Tensão no Irã afasta investidores de ativos de risco; dólar cai e Ibovespa sobe
Ataques e acusações iranianas causam fuga para segurança, mas mercado brasileiro reage com otimismo. Entenda a contradição.

Enquanto o Irã ameaça retaliar operações militares dos Estados Unidos contra seu território, algo inesperado aconteceu na bolsa brasileira: o dólar caiu 0,50% nesta quinta-feira (9), fechado a R$ 5,1228, e o Ibovespa avançou 1,22%, atingindo 172.742 pontos. O paradoxo mostra como crises geopolíticas podem abrir espaço pra oportunidades em mercados emergentes enquanto liquidam posições nos ativos mais voláteis do planeta.
O movimento nos mercados: quando a tensão beneficia o Brasil
Normalmente, conflitos no Oriente Médio assustam investidor e todo mundo sai correndo pro dólar atrás de segurança. Dessa vez, o movimento foi parcialmente ao contrário. A razão tá na combinação de dois fatores: primeiro, o Brasil oferece ativos com rentabilidade atrativa (juros altos) num momento de incerteza global; segundo, investidores internacionais tão redirecionando grana de economias ainda mais arriscadas pra emergentes com fundações mais sólidas.

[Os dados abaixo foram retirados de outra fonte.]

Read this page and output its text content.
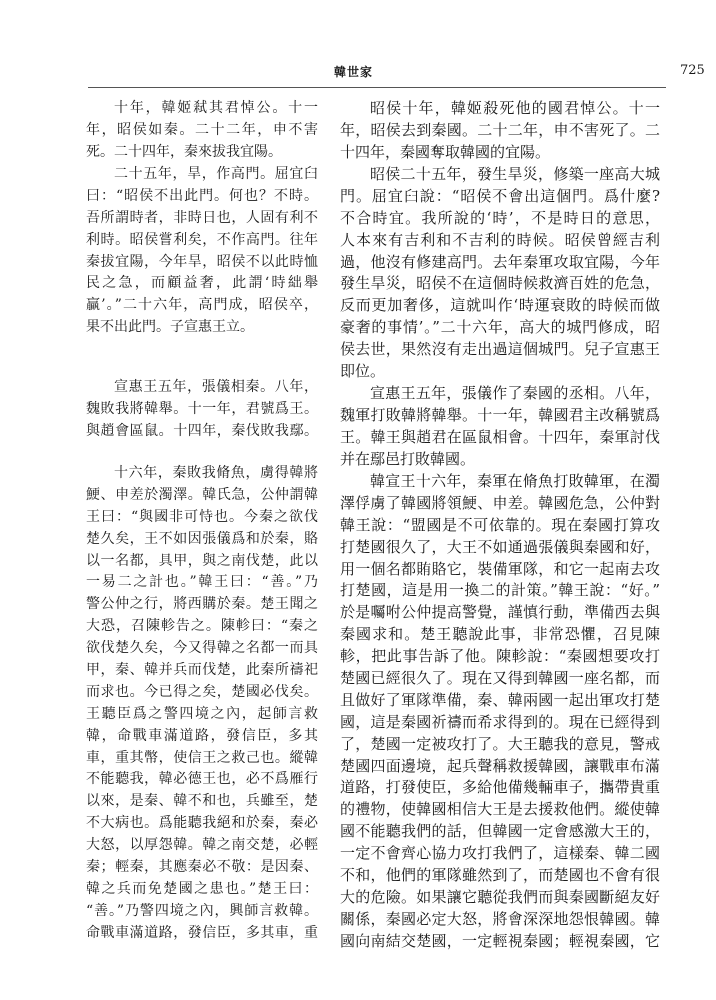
韓世家	725
十年，韓姬弒其君悼公。十一
年，昭侯如秦。二十二年，申不害
死。二十四年，秦來拔我宜陽。
二十五年，旱，作高門。屈宜臼
曰：“昭侯不出此門。何也？不時。
吾所謂時者，非時日也，人固有利不
利時。昭侯嘗利矣，不作高門。往年
秦拔宜陽，今年旱，昭侯不以此時恤
民之急，而顧益奢，此謂‘時絀舉
贏’。”二十六年，高門成，昭侯卒，
果不出此門。子宣惠王立。
宣惠王五年，張儀相秦。八年，
魏敗我將韓舉。十一年，君號爲王。
與趙會區鼠。十四年，秦伐敗我鄢。
十六年，秦敗我脩魚，虜得韓將
鯁、申差於濁澤。韓氏急，公仲謂韓
王曰：“與國非可恃也。今秦之欲伐
楚久矣，王不如因張儀爲和於秦，賂
以一名都，具甲，與之南伐楚，此以
一易二之計也。”韓王曰：“善。”乃
警公仲之行，將西購於秦。楚王聞之
大恐，召陳軫告之。陳軫曰：“秦之
欲伐楚久矣，今又得韓之名都一而具
甲，秦、韓并兵而伐楚，此秦所禱祀
而求也。今已得之矣，楚國必伐矣。
王聽臣爲之警四境之內，起師言救
韓，命戰車滿道路，發信臣，多其
車，重其幣，使信王之救己也。縱韓
不能聽我，韓必德王也，必不爲雁行
以來，是秦、韓不和也，兵雖至，楚
不大病也。爲能聽我絕和於秦，秦必
大怒，以厚怨韓。韓之南交楚，必輕
秦；輕秦，其應秦必不敬：是因秦、
韓之兵而免楚國之患也。”楚王曰：
“善。”乃警四境之內，興師言救韓。
命戰車滿道路，發信臣，多其車，重
昭侯十年，韓姬殺死他的國君悼公。十一
年，昭侯去到秦國。二十二年，申不害死了。二
十四年，秦國奪取韓國的宜陽。
昭侯二十五年，發生旱災，修築一座高大城
門。屈宜臼說：“昭侯不會出這個門。爲什麼?
不合時宜。我所說的‘時’，不是時日的意思，
人本來有吉利和不吉利的時候。昭侯曾經吉利
過，他沒有修建高門。去年秦軍攻取宜陽，今年
發生旱災，昭侯不在這個時候救濟百姓的危急，
反而更加奢侈，這就叫作‘時運衰敗的時候而做
豪奢的事情’。”二十六年，高大的城門修成，昭
侯去世，果然沒有走出過這個城門。兒子宣惠王
即位。
宣惠王五年，張儀作了秦國的丞相。八年，
魏軍打敗韓將韓舉。十一年，韓國君主改稱號爲
王。韓王與趙君在區鼠相會。十四年，秦軍討伐
并在鄢邑打敗韓國。
韓宣王十六年，秦軍在脩魚打敗韓軍，在濁
澤俘虜了韓國將領鯁、申差。韓國危急，公仲對
韓王說：“盟國是不可依靠的。現在秦國打算攻
打楚國很久了，大王不如通過張儀與秦國和好，
用一個名都賄賂它，裝備軍隊，和它一起南去攻
打楚國，這是用一換二的計策。”韓王說：“好。”
於是囑咐公仲提高警覺，謹慎行動，準備西去與
秦國求和。楚王聽說此事，非常恐懼，召見陳
軫，把此事告訴了他。陳軫說：“秦國想要攻打
楚國已經很久了。現在又得到韓國一座名都，而
且做好了軍隊準備，秦、韓兩國一起出軍攻打楚
國，這是秦國祈禱而希求得到的。現在已經得到
了，楚國一定被攻打了。大王聽我的意見，警戒
楚國四面邊境，起兵聲稱救援韓國，讓戰車布滿
道路，打發使臣，多給他備幾輛車子，攜帶貴重
的禮物，使韓國相信大王是去援救他們。縱使韓
國不能聽我們的話，但韓國一定會感激大王的，
一定不會齊心協力攻打我們了，這樣秦、韓二國
不和，他們的軍隊雖然到了，而楚國也不會有很
大的危險。如果讓它聽從我們而與秦國斷絕友好
關係，秦國必定大怒，將會深深地怨恨韓國。韓
國向南結交楚國，一定輕視秦國；輕視秦國，它
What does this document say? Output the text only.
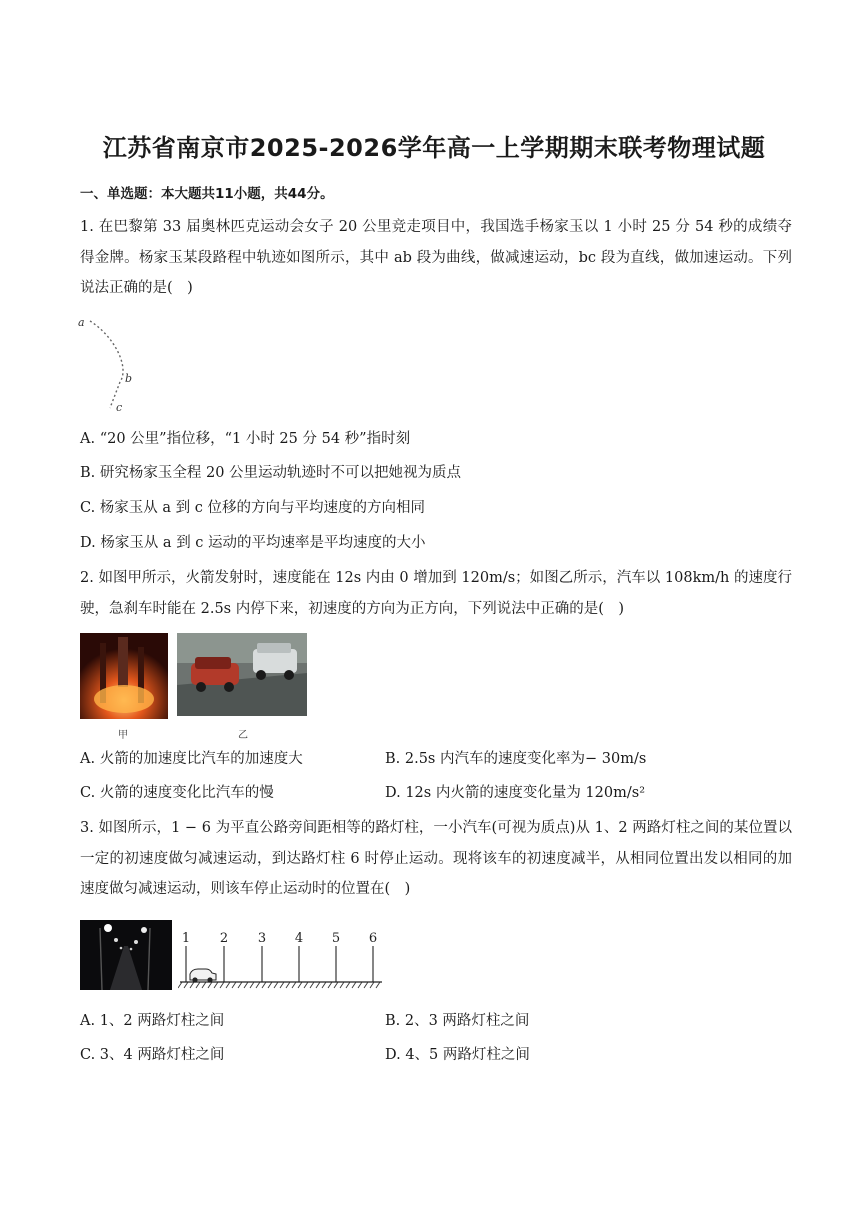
江苏省南京市2025-2026学年高一上学期期末联考物理试题
一、单选题：本大题共11小题，共44分。
1. 在巴黎第 33 届奥林匹克运动会女子 20 公里竞走项目中，我国选手杨家玉以 1 小时 25 分 54 秒的成绩夺得金牌。杨家玉某段路程中轨迹如图所示，其中 ab 段为曲线，做减速运动，bc 段为直线，做加速运动。下列说法正确的是(　)
a
b
c
A. “20 公里”指位移，“1 小时 25 分 54 秒”指时刻
B. 研究杨家玉全程 20 公里运动轨迹时不可以把她视为质点
C. 杨家玉从 a 到 c 位移的方向与平均速度的方向相同
D. 杨家玉从 a 到 c 运动的平均速率是平均速度的大小
2. 如图甲所示，火箭发射时，速度能在 12s 内由 0 增加到 120m/s；如图乙所示，汽车以 108km/h 的速度行驶，急刹车时能在 2.5s 内停下来，初速度的方向为正方向，下列说法中正确的是(　)
甲	乙
A. 火箭的加速度比汽车的加速度大	B. 2.5s 内汽车的速度变化率为− 30m/s
C. 火箭的速度变化比汽车的慢	D. 12s 内火箭的速度变化量为 120m/s²
3. 如图所示，1 − 6 为平直公路旁间距相等的路灯柱，一小汽车(可视为质点)从 1、2 两路灯柱之间的某位置以一定的初速度做匀减速运动，到达路灯柱 6 时停止运动。现将该车的初速度减半，从相同位置出发以相同的加速度做匀减速运动，则该车停止运动时的位置在(　)
1 2 3 4 5 6
A. 1、2 两路灯柱之间	B. 2、3 两路灯柱之间
C. 3、4 两路灯柱之间	D. 4、5 两路灯柱之间
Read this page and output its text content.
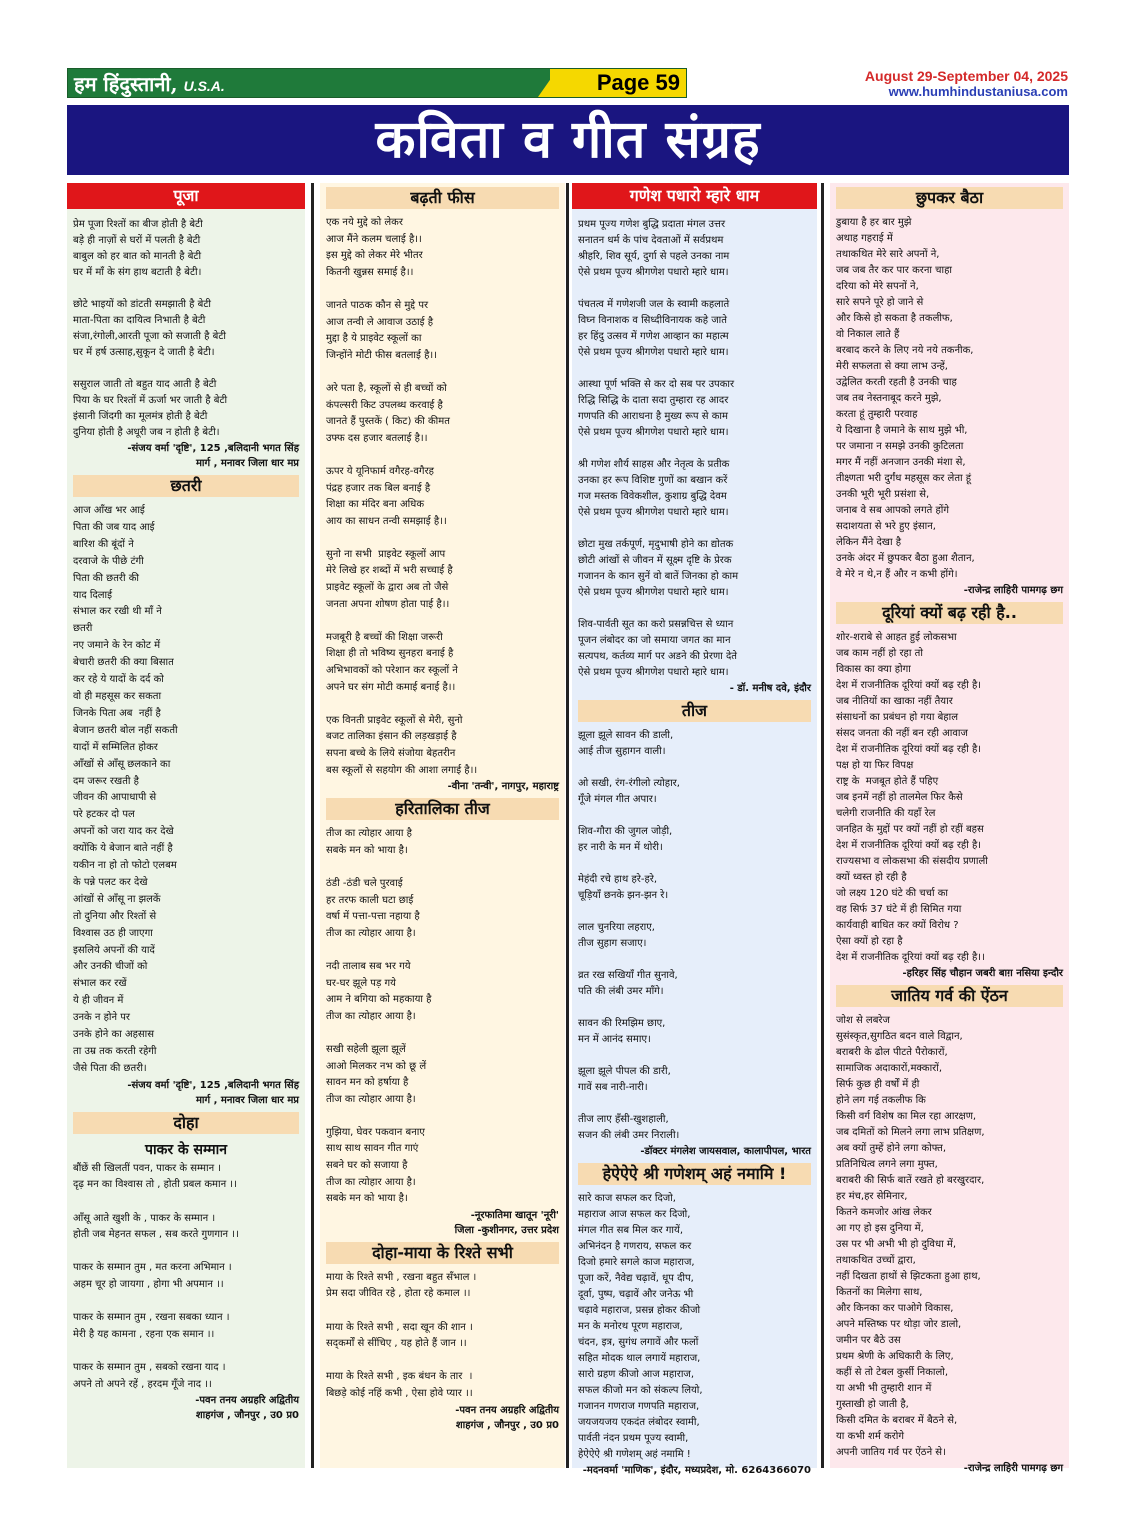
हम हिंदुस्तानी, U.S.A.	Page 59	August 29-September 04, 2025
www.humhindustaniusa.com
कविता व गीत संग्रह
पूजा
प्रेम पूजा रिश्तों का बीज होती है बेटी
बड़े ही नाज़ों से घरों में पलती है बेटी
बाबुल को हर बात को मानती है बेटी
घर में माँ के संग हाथ बटाती है बेटी।

छोटे भाइयों को डांटती समझाती है बेटी
माता-पिता का दायित्व निभाती है बेटी
संजा,रंगोली,आरती पूजा को सजाती है बेटी
घर में हर्ष उत्साह,सुकून दे जाती है बेटी।

ससुराल जाती तो बहुत याद आती है बेटी
पिया के घर रिश्तों में ऊर्जा भर जाती है बेटी
इंसानी जिंदगी का मूलमंत्र होती है बेटी
दुनिया होती है अधूरी जब न होती है बेटी।
-संजय वर्मा 'दृष्टि', 125 ,बलिदानी भगत सिंह
मार्ग , मनावर जिला धार मप्र
छतरी
आज आँख भर आई
पिता की जब याद आई
बारिश की बूंदों ने
दरवाजे के पीछे टंगी
पिता की छतरी की
याद दिलाई
संभाल कर रखी थी माँ ने
छतरी
नए जमाने के रेन कोट में
बेचारी छतरी की क्या बिसात
कर रहे ये यादों के दर्द को
वो ही महसूस कर सकता
जिनके पिता अब  नहीं है
बेजान छतरी बोल नहीं सकती
यादों में सम्मिलित होकर
आँखों से आँसू छलकाने का
दम जरूर रखती है
जीवन की आपाधापी से
परे हटकर दो पल
अपनों को जरा याद कर देखे
क्योंकि ये बेजान बाते नहीं है
यकीन ना हो तो फोटो एलबम
के पन्ने पलट कर देखे
आंखों से आँसू ना झलकें
तो दुनिया और रिश्तों से
विश्वास उठ ही जाएगा
इसलिये अपनों की यादें
और उनकी चीजों को
संभाल कर रखें
ये ही जीवन में
उनके न होने पर
उनके होने का अहसास
ता उम्र तक करती रहेगी
जैसे पिता की छतरी।
-संजय वर्मा 'दृष्टि', 125 ,बलिदानी भगत सिंह
मार्ग , मनावर जिला धार मप्र
दोहा
पाकर के सम्मान
बौंछें सी खिलतीं पवन, पाकर के सम्मान ।
दृढ़ मन का विश्वास तो , होती प्रबल कमान ।।

आँसू आते खुशी के , पाकर के सम्मान ।
होती जब मेहनत सफल , सब करते गुणगान ।।

पाकर के सम्मान तुम , मत करना अभिमान ।
अहम चूर हो जायगा , होगा भी अपमान ।।

पाकर के सम्मान तुम , रखना सबका ध्यान ।
मेरी है यह कामना , रहना एक समान ।।

पाकर के सम्मान तुम , सबको रखना याद ।
अपने तो अपने रहें , हरदम गूँजे नाद ।।
-पवन तनय अग्रहरि अद्वितीय
शाहगंज , जौनपुर , उ0 प्र0
बढ़ती फीस
एक नये मुद्दे को लेकर
आज मैंने कलम चलाई है।।
इस मुद्दे को लेकर मेरे भीतर
कितनी खुन्नस समाई है।।

जानते पाठक कौन से मुद्दे पर
आज तन्वी ले आवाज उठाई है
मुद्दा है ये प्राइवेट स्कूलों का
जिन्होंने मोटी फीस बतलाई है।।

अरे पता है, स्कूलों से ही बच्चों को
कंपल्सरी किट उपलब्ध करवाई है
जानते हैं पुस्तकें ( किट) की कीमत
उफ्फ दस हजार बतलाई है।।

ऊपर ये यूनिफार्म वगैरह-वगैरह
पंद्रह हजार तक बिल बनाई है
शिक्षा का मंदिर बना अधिक
आय का साधन तन्वी समझाई है।।

सुनो ना सभी  प्राइवेट स्कूलों आप
मेरे लिखे हर शब्दों में भरी सच्चाई है
प्राइवेट स्कूलों के द्वारा अब तो जैसे
जनता अपना शोषण होता पाई है।।

मजबूरी है बच्चों की शिक्षा जरूरी
शिक्षा ही तो भविष्य सुनहरा बनाई है
अभिभावकों को परेशान कर स्कूलों ने
अपने घर संग मोटी कमाई बनाई है।।

एक विनती प्राइवेट स्कूलों से मेरी, सुनो
बजट तालिका इंसान की लड़खड़ाई है
सपना बच्चे के लिये संजोया बेहतरीन
बस स्कूलों से सहयोग की आशा लगाई है।।
-वीना 'तन्वी', नागपुर, महाराष्ट्र
हरितालिका तीज
तीज का त्योहार आया है
सबके मन को भाया है।

ठंडी -ठंडी चले पुरवाई
हर तरफ काली घटा छाई
वर्षा में पत्ता-पत्ता नहाया है
तीज का त्योहार आया है।

नदी तालाब सब भर गये
घर-घर झूले पड़ गये
आम ने बगिया को महकाया है
तीज का त्योहार आया है।

सखी सहेली झूला झूलें
आओ मिलकर नभ को छू लें
सावन मन को हर्षाया है
तीज का त्योहार आया है।

गुझिया, घेवर पकवान बनाए
साथ साथ सावन गीत गाएं
सबने घर को सजाया है
तीज का त्योहार आया है।
सबके मन को भाया है।
-नूरफातिमा खातून 'नूरी'
जिला -कुशीनगर, उत्तर प्रदेश
दोहा-माया के रिश्ते सभी
माया के रिश्ते सभी , रखना बहुत सँभाल ।
प्रेम सदा जीवित रहे , होता रहे कमाल ।।

माया के रिश्ते सभी , सदा खून की शान ।
सद्कर्मों से सींचिए , यह होते हैं जान ।।

माया के रिश्ते सभी , इक बंधन के तार  ।
बिछड़े कोई नहिं कभी , ऐसा होवे प्यार ।।
-पवन तनय अग्रहरि अद्वितीय
शाहगंज , जौनपुर , उ0 प्र0
गणेश पधारो म्हारे धाम
प्रथम पूज्य गणेश बुद्धि प्रदाता मंगल उत्तर
सनातन धर्म के पांच देवताओं में सर्वप्रथम
श्रीहरि, शिव सूर्य, दुर्गा से पहले उनका नाम
ऐसे प्रथम पूज्य श्रीगणेश पधारो म्हारे धाम।

पंचतत्व में गणेशजी जल के स्वामी कहलाते
विघ्न विनाशक व सिध्दीविनायक कहे जाते
हर हिंदु उत्सव में गणेश आव्हान का महात्म
ऐसे प्रथम पूज्य श्रीगणेश पधारो म्हारे धाम।

आस्था पूर्ण भक्ति से कर दो सब पर उपकार
रिद्धि सिद्धि के दाता सदा तुम्हारा रह आदर
गणपति की आराधना है मुख्य रूप से काम
ऐसे प्रथम पूज्य श्रीगणेश पधारो म्हारे धाम।

श्री गणेश शौर्य साहस और नेतृत्व के प्रतीक
उनका हर रूप विशिष्ट गुणों का बखान करें
गज मस्तक विवेकशील, कुशाग्र बुद्धि देवम
ऐसे प्रथम पूज्य श्रीगणेश पधारो म्हारे धाम।

छोटा मुख तर्कपूर्ण, मृदुभाषी होने का द्योतक
छोटी आंखों से जीवन में सूक्ष्म दृष्टि के प्रेरक
गजानन के कान सुनें वो बातें जिनका हो काम
ऐसे प्रथम पूज्य श्रीगणेश पधारो म्हारे धाम।

शिव-पार्वती सूत का करो प्रसन्नचित्त से ध्यान
पूजन लंबोदर का जो समाया जगत का मान
सत्यपथ, कर्तव्य मार्ग पर अडने की प्रेरणा देते
ऐसे प्रथम पूज्य श्रीगणेश पधारो म्हारे धाम।
- डॉ. मनीष दवे, इंदौर
तीज
झूला झूले सावन की डाली,
आई तीज सुहागन वाली।

ओ सखी, रंग-रंगीलो त्योहार,
गूँजे मंगल गीत अपार।

शिव-गौरा की जुगल जोड़ी,
हर नारी के मन में थोरी।

मेहंदी रचे हाथ हरे-हरे,
चूड़ियाँ छनके झन-झन रे।

लाल चुनरिया लहराए,
तीज सुहाग सजाए।

व्रत रख सखियाँ गीत सुनावे,
पति की लंबी उमर माँगे।

सावन की रिमझिम छाए,
मन में आनंद समाए।

झूला झूले पीपल की डारी,
गावें सब नारी-नारी।

तीज लाए हँसी-खुशहाली,
सजन की लंबी उमर निराली।
-डॉक्टर मंगलेश जायसवाल, कालापीपल, भारत
हेऐऐऐ श्री गणेशम् अहं नमामि !
सारे काज सफल कर दिजो,
महाराज आज सफल कर दिजो,
मंगल गीत सब मिल कर गायें,
अभिनंदन है गणराय, सफल कर
दिजो हमारे सगले काज महाराज,
पूजा करें, नैवेद्य चढ़ावें, धूप दीप,
दूर्वा, पुष्प, चढ़ावें और जनेऊ भी
चढ़ावे महाराज, प्रसन्न होकर कीजो
मन के मनोरथ पूरण महाराज,
चंदन, इत्र, सुगंध लगावें और फलों
सहित मोदक थाल लगायें महाराज,
सारो ग्रहण कीजो आज महाराज,
सफल कीजो मन को संकल्प लियो,
गजानन गणराज गणपति महाराज,
जयजयजय एकदंत लंबोदर स्वामी,
पार्वती नंदन प्रथम पूज्य स्वामी,
हेऐऐऐ श्री गणेशम् अहं नमामि !
-मदनवर्मा 'माणिक', इंदौर, मध्यप्रदेश, मो. 6264366070
छुपकर बैठा
डुबाया है हर बार मुझे
अथाह गहराई में
तथाकथित मेरे सारे अपनों ने,
जब जब तैर कर पार करना चाहा
दरिया को मेरे सपनों ने,
सारे सपने पूरे हो जाने से
और किसे हो सकता है तकलीफ,
वो निकाल लाते हैं
बरबाद करने के लिए नये नये तकनीक,
मेरी सफलता से क्या लाभ उन्हें,
उद्वेलित करती रहती है उनकी चाह
जब तब नेस्तनाबूद करने मुझे,
करता हूं तुम्हारी परवाह
ये दिखाना है जमाने के साथ मुझे भी,
पर जमाना न समझे उनकी कुटिलता
मगर मैं नहीं अनजान उनकी मंशा से,
तीक्ष्णता भरी दुर्गंध महसूस कर लेता हूं
उनकी भूरी भूरी प्रसंशा से,
जनाब वे सब आपको लगते होंगे
सदाशयता से भरे हुए इंसान,
लेकिन मैंने देखा है
उनके अंदर में छुपकर बैठा हुआ शैतान,
वे मेरे न थे,न हैं और न कभी होंगे।
-राजेन्द्र लाहिरी पामगढ़ छग
दूरियां क्यों बढ़ रही है..
शोर-शराबे से आहत हुई लोकसभा
जब काम नहीं हो रहा तो
विकास का क्या होगा
देश में राजनीतिक दूरियां क्यों बढ़ रही है।
जब नीतियों का खाका नहीं तैयार
संसाधनों का प्रबंधन हो गया बेहाल
संसद जनता की नहीं बन रही आवाज
देश में राजनीतिक दूरियां क्यों बढ़ रही है।
पक्ष हो या फिर विपक्ष
राष्ट्र के  मजबूत होते हैं पहिए
जब इनमें नहीं हो तालमेल फिर कैसे
चलेगी राजनीति की यहाँ रेल
जनहित के मुद्दों पर क्यों नहीं हो रहीं बहस
देश में राजनीतिक दूरियां क्यों बढ़ रही है।
राज्यसभा व लोकसभा की संसदीय प्रणाली
क्यों ध्वस्त हो रही है
जो लक्ष्य 120 घंटे की चर्चा का
वह सिर्फ 37 घंटे में ही सिमित गया
कार्यवाही बाधित कर क्यों विरोध ?
ऐसा क्यों हो रहा है
देश में राजनीतिक दूरियां क्यों बढ़ रही है।।
-हरिहर सिंह चौहान जबरी बाग़ नसिया इन्दौर
जातिय गर्व की ऐंठन
जोश से लबरेज
सुसंस्कृत,सुगठित बदन वाले विद्वान,
बराबरी के ढोल पीटते पैरोकारों,
सामाजिक अदाकारों,मक्कारों,
सिर्फ कुछ ही वर्षों में ही
होने लग गई तकलीफ कि
किसी वर्ग विशेष का मिल रहा आरक्षण,
जब दमितों को मिलने लगा लाभ प्रतिक्षण,
अब क्यों तुम्हें होने लगा कोफ्त,
प्रतिनिधित्व लगने लगा मुफ्त,
बराबरी की सिर्फ बातें रखते हो बरखुरदार,
हर मंच,हर सेमिनार,
कितने कमजोर आंख लेकर
आ गए हो इस दुनिया में,
उस पर भी अभी भी हो दुविधा में,
तथाकथित उच्चों द्वारा,
नहीं दिखता हाथों से झिटकता हुआ हाथ,
कितनों का मिलेगा साथ,
और किनका कर पाओगे विकास,
अपने मस्तिष्क पर थोड़ा जोर डालो,
जमीन पर बैठे उस
प्रथम श्रेणी के अधिकारी के लिए,
कहीं से तो टेबल कुर्सी निकालो,
या अभी भी तुम्हारी शान में
गुस्ताखी हो जाती है,
किसी दमित के बराबर में बैठने से,
या कभी शर्म करोगे
अपनी जातिय गर्व पर ऐंठने से।
-राजेन्द्र लाहिरी पामगढ़ छग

O recuo do dólar frente ao real contradiz a lógica imediata da crise. Mas tem um detalhe importante aqui: enquanto o dólar cai contra moedas de países emergentes como Brasil e México, ele sobe contra moedas de economias mais frágeis e dependentes do comércio com o Oriente Médio.
Por que o petróleo disparou e o Brasil respirou
O preço do petróleo subiu bastante com a incerteza sobre a navegação no Estreito de Ormuz, rota crítica por onde passa quase um terço do petróleo global. Navios-tanque praticamente pararam o tráfego, na espera de sinais de que a situação num vai escalar pra bloqueios totais. Isso deveria prejudicar qualquer país importador de petróleo, inclusive o Brasil. Mas o governo respondeu rápido: manteve a alíquota de imposto de exportação do petróleo em 12% e adiou por uma semana a decisão sobre retirada de subsídios à gasolina.
A estratégia foi clara: num quer ser visto como vulnerável numa crise. O ministro da Fazenda, Dario Durigan, comunicou que vai avaliar na próxima semana se retira total ou parcialmente o subsídio. Essa pausa serve tanto pra monitorar como o mercado de petróleo se comporta quanto pra evitar uma decisão política precipitada que pudesse elevar ainda mais o preço da gasolina na bomba.
O detalhe que muda tudo: por que o mercado brasileiro tá otimista
Enquanto isso, o Senado aprovou uma linha de financiamento de R$ 15 bilhões pra empresas afetadas pelo aumento de tarifas americanas e pela guerra no Oriente Médio. O sinal que passa é de um governo articulado pra amparar setores vulneráveis. Isso tranquiliza investidor: num tem risco de colapso de exportadores por falta de liquidez.
Além disso, o Brasil é exportador de commodities (minério, soja, café) e essas crises geopolíticas historicamente aumentam a demanda por matérias-primas. Se a instabilidade durar, agricultores e mineradoras podem se beneficiar bastante. Investidores já tão precificando isso na bolsa.
O que vem agora: monitorar o Irã e o preço da gasolina
O próximo passo é saber se o Irã realmente executará novos ataques ou se as ameaças fazem parte de uma negociação diplomática. As acusações contra Catar, Jordânia, Arábia Saudita e Emirados Árabes indicam que o Irã tá buscando isolar potenciais apoiadores dos EUA na região. Se as negociações evoluírem, a crise desinfla rápido. Se não, o risco volta à pauta.
Pra o brasileiro comum, o termômetro é o preço da gasolina nas próximas duas semanas. Se o governo retirar subsídios e o petróleo continuar alto, a bomba dispara. Se conseguir manter a situação sob controle, o consumidor respira. Enquanto isso, quem tem ações na bolsa vê a oportunidade de uma estabilidade relativa em meio ao caos global.